Week 7 - Growing Bacteria

Week seven of my internship included a lot of reading papers and waiting for bacteria to grow.  This week and next, we are working on conjugating the plasmid containing the delta DNA fragment (the one without the gene of interest) into Teredinibacter turnerae.  However, this step requires aligning the growth of the E. coli and the T. turnerae before conjugation can start.  As a result, the process must be timed carefully in several short steps over several days.  Hence the reading and waiting.  Overall, though, I learned quite a bit.  The extra time allowed me to research more in to some of the topics we are covering, and I got another chance to work with the Geneous genetics program.

Monday I performed the colony PCR check on the E. coli from last week which hopefully contain the Δ2288 fragment.  All ten of the first colonies showed positive results for presence of the fragment, so I chose three to inoculate.  At the same time, I inoculated a beaker with T. turnerae for use in conjugation with the S17 E. coli from last week which contain the Δ1990 fragment.  I also re streaked all 16 of the Δ2288 colonies onto an LB/Ampicillin plate to check for the presence of the pGEMe vector that we used earlier on which should have been removed during the digestion process last week.  Later in the afternoon, Hiroaki showed me how to set up the conjugation process to transfer the fragment-containing-plasmid from the E. coli to the Teredinibacter turnerae.
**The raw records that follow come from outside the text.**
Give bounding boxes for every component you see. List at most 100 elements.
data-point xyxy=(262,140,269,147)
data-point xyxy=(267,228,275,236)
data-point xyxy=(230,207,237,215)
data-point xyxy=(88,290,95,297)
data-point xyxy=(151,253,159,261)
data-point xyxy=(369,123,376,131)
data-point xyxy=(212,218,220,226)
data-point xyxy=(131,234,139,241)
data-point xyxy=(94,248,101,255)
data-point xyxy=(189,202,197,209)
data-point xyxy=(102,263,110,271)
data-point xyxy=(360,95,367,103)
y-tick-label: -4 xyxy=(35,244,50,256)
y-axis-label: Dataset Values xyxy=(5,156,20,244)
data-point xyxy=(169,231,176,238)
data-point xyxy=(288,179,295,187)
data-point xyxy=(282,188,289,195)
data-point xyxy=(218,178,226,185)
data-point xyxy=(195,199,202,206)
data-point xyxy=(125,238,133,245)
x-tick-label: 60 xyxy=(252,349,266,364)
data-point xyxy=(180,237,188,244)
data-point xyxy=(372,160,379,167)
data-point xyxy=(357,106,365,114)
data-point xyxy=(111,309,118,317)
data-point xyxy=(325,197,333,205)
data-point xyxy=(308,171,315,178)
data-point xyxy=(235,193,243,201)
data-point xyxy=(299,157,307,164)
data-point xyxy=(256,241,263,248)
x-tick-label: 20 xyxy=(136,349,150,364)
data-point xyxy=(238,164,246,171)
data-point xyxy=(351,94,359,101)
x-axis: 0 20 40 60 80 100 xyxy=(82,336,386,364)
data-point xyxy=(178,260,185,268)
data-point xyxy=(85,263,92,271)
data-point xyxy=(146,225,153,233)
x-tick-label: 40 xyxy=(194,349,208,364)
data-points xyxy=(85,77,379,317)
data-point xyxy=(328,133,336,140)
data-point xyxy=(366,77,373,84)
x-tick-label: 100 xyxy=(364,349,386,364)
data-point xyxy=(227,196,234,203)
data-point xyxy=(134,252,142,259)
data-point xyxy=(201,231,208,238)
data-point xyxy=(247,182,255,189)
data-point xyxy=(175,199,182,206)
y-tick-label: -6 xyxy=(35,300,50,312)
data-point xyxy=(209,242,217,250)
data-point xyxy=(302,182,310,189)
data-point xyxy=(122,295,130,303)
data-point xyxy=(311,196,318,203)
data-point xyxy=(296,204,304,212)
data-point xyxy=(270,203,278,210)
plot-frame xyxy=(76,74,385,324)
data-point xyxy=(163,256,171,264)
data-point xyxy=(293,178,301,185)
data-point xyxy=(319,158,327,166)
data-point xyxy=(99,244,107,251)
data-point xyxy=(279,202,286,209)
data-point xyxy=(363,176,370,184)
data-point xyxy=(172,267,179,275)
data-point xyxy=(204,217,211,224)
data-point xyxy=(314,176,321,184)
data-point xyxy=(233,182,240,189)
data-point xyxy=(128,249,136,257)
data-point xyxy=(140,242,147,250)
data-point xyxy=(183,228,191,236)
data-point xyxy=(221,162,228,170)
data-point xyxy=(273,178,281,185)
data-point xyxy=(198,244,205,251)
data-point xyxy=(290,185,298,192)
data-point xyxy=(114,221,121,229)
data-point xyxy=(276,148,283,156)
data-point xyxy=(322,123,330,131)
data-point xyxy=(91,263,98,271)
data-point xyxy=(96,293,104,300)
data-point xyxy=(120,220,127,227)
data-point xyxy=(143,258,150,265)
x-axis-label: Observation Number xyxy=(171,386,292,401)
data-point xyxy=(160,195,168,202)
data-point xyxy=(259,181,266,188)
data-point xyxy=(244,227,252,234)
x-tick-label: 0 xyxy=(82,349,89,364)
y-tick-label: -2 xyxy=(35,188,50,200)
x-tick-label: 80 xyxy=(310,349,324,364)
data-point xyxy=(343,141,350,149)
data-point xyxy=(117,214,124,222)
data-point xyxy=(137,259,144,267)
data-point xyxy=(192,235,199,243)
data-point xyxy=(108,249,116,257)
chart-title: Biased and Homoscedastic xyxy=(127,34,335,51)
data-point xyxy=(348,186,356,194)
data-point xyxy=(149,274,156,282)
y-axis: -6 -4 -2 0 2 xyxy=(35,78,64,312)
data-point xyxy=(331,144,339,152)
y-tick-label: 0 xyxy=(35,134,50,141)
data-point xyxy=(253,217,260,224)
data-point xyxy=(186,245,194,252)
On Tuesday I extracted the Δ2288/pDM4 DNA plasmid from the DH5 E. coli that I inoculated yesterday afternoon.  Then I transformed it into another strain of E. coli, S17 λpir, which can perform conjugation (necessary to get the plasmid into the T. turnerae bacteria), and plated these onto an LB/Kanamycin agar plate.  I also inoculated the S17 λpir bacteria from last week containing the Δ1990 fragment. 

Wednesday I didn’t have a whole lot to do, so I spent quite a bit of time reading journal articles.  In the morning I removed the plates containing S17 E. coli from the incubator, wrapped them in parafilm and put them in the 4°C refrigerator.  Both plates grew well, so next week I will start the inoculation process of T. turnerae and these cells so that I can set up a conjugation process in the middle of next week.  I also set up the conjugation process for the Δ1990 fragment.  This took a while, because I had to save two stock solutions in glycerol of each set of cells which were stored in two separate -80°C freezers.  In addition, the process to rinse and combine the cells requires a lot of centrifugation. 

Thursday morning I re-streaked the conjugation mixture onto SMB-N-Sigma/Km 50 plates.  These plates contain cellulose as their sole carbon source, allowing us to select for only T. turnerae cells, because E. coli cannot metabolize cellulose.  The presence of antibiotics allows us to select for only cells which have successfully integrated the entire Δ1990/pDM4 plasmid into their DNA.  Later, I used the Geneous program to create primers for a gene in a new region which Hiroaki is hoping to work on soon.  The process was a lot more involved than I had thought it would be, but it was really interesting.